Langkah baik ini ini dilakukan dengan dikeluarkannya Kesepakatan Bersama Nomor.180/755.A/416-205/2011 tentang Revitalisasi Program Keluarga Berencana dalam Mendukung Keterpaduan Pelaksanaan Pendidikan Beretika dan Berakhlak Mulia oleh Badan Pemberdayaan Perempuan dan Keluarga Berencana (BPPKB) Kabupaten Mojokerto dengan Dinas Pendidikan (Dindik).

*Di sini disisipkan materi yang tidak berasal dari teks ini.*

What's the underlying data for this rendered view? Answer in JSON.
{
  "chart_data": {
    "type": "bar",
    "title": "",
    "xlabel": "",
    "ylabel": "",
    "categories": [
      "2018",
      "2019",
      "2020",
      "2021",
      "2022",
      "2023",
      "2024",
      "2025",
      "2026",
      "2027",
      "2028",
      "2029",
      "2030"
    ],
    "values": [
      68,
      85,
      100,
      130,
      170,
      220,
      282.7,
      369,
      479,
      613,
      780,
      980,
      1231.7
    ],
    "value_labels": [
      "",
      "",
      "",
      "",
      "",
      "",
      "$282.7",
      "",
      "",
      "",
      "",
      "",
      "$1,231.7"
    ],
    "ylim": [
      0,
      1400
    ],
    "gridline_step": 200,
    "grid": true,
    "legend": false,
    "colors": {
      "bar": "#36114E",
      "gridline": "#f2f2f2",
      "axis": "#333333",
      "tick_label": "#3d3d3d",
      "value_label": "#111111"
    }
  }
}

Dalam budaya masyarakat yang masih patriarkhis, perempuan korban kekerasan seksual, utamanya perkosaan kerap distigma sebagai perempuan tidak baik, suka keluar malam, dan seringkali dipersalahkan sebagai pihak yang menggoda lawan jenisnya. Padahal, relasi antara laki-laki dan perempuan baik dalam relasi pacaran, suka sama suka seringkali tidak seimbang dan menunjukkan subordinasi terhadap perempuan. Dalam relasi tersebut, jika terjadi kehamilan, termasuk kehamilan akibat perkosaan haruslah dilihat sebagai kekerasan berbasis gender. Oleh sebab itu, menempatkan korban sebagai pihak yang bersalah dan karenanya dihukum termasuk dengan diputus hak pendidikannya tidak menyelesaikan masalah.

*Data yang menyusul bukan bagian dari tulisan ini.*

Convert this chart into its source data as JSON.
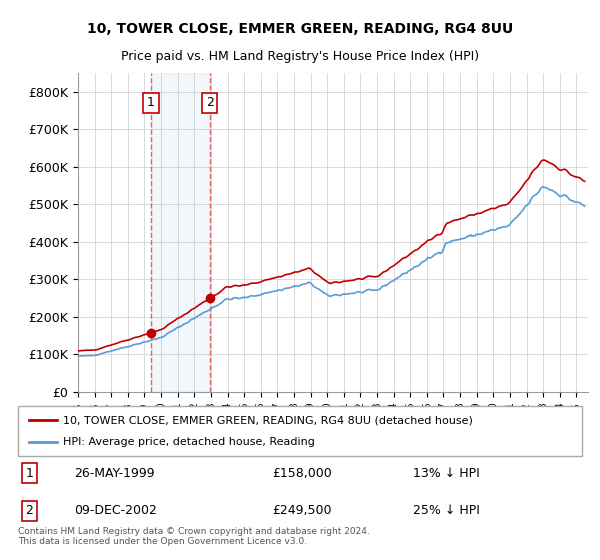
{
  "title1": "10, TOWER CLOSE, EMMER GREEN, READING, RG4 8UU",
  "title2": "Price paid vs. HM Land Registry's House Price Index (HPI)",
  "ylabel": "",
  "ylim": [
    0,
    850000
  ],
  "yticks": [
    0,
    100000,
    200000,
    300000,
    400000,
    500000,
    600000,
    700000,
    800000
  ],
  "ytick_labels": [
    "£0",
    "£100K",
    "£200K",
    "£300K",
    "£400K",
    "£500K",
    "£600K",
    "£700K",
    "£800K"
  ],
  "hpi_color": "#5b9bd5",
  "price_color": "#c00000",
  "sale1_date": 1999.4,
  "sale1_price": 158000,
  "sale2_date": 2002.93,
  "sale2_price": 249500,
  "legend1": "10, TOWER CLOSE, EMMER GREEN, READING, RG4 8UU (detached house)",
  "legend2": "HPI: Average price, detached house, Reading",
  "annotation1_label": "1",
  "annotation1_text": "26-MAY-1999",
  "annotation1_price": "£158,000",
  "annotation1_hpi": "13% ↓ HPI",
  "annotation2_label": "2",
  "annotation2_text": "09-DEC-2002",
  "annotation2_price": "£249,500",
  "annotation2_hpi": "25% ↓ HPI",
  "footer": "Contains HM Land Registry data © Crown copyright and database right 2024.\nThis data is licensed under the Open Government Licence v3.0.",
  "background_color": "#ffffff",
  "grid_color": "#cccccc"
}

“Upaya Kabupaten Mojokerto memberikan sekolah inklusi bagi perempuan korban perkosaan adalah upaya positif perlindungan bagi perempuan korban kekerasan seksual yang perlu diletakkan dalam upaya yang lebih besar yaitu membangun perspektif perlindungan dan pemulihan perempuan korban kekerasan seksual sebagai kekerasan berbasis gender,” tambah Ninik.

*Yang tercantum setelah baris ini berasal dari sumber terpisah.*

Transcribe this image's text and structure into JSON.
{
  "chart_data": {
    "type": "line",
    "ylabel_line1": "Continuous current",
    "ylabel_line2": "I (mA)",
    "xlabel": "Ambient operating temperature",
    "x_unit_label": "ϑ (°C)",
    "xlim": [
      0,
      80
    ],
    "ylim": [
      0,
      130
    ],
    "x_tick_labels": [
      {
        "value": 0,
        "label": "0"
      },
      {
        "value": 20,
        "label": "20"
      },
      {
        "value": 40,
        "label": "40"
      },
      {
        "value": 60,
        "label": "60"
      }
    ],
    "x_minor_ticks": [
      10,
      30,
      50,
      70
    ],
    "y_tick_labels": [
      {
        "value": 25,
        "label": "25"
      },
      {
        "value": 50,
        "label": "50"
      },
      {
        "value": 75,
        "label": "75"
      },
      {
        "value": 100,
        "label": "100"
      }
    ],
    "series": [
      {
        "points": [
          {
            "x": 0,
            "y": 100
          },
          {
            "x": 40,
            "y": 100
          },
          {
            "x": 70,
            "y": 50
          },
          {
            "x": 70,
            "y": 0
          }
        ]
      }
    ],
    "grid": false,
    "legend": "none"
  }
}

Hadirnya kebijakan sekolah inklusi telah menjawab kebutuhan praktis hak atas pendidikan bagi siswi yang hamil karena perkosaan. Komnas Perempuan mendukung langkah baik Kabupaten Mojokerto tersebut. Namun demikian, Komnas Perempuan berharap agar sekolah inklusi tersebut tidak semata dibuat demi mengejar ketertinggalan Indeks Pembangunan Manusia (IPM). Sekolah tersebut haruslah ditujukan untuk menjawab kebutuhan strategis, yaitu pemenuhan kewajiban negara atas hak pendidikan setiap warga negara, termasuk perempuan usia sekolah yang mengalami kehamilan atau kekerasan seksual dalam berbagai bentuk – misalnya korban traficking, pelacuran paksa, korban ingkar janji, juga perempuan yang dikawinkan dalam usia sekolah.
Oleh karena itu, Komnas Perempuan mendorong Pemerintah Daerah Mojokerto terus membangun situasi yang kondusif bagi penghapusan kekerasan terhadap perempuan berbasis pengetahuan tentang Hak Asasi Manusia (HAM) dan gender baik di lingkungan eksekutif, legislatif, yudikatif, masyarakat, tokoh agama, tokoh masyarakat dan tokoh pemuda. “Basis pengetahuan dan pemahaman tentang HAM dan gender bagi semua unsur tersebut adalah harapan besar untuk memberikan dukungan terhadap perempuan korban, bahwa mereka adalah korban, bukan pihak yang dipersalahkan”, jelas Ninik .
Masih menurut Ninik, pemahaman yang baik tentang kekerasan terhadap perempuan berbasis gender dapat mendorong arah perubahan kebijakan yang eksklusif menjadi inklusif. Artinya pendidikan bagi korban perkosaan atau kehamilan lain di usia sekolah, tidak lagi dilakukan secara terpisah, tetapi mereka tetap bisa bersekolah di sekolah umum seperti anak-anak lainnya, sehingga proses interaksi sosialnya tidak terganggu dan upaya pemulihan korban dapat berjalan.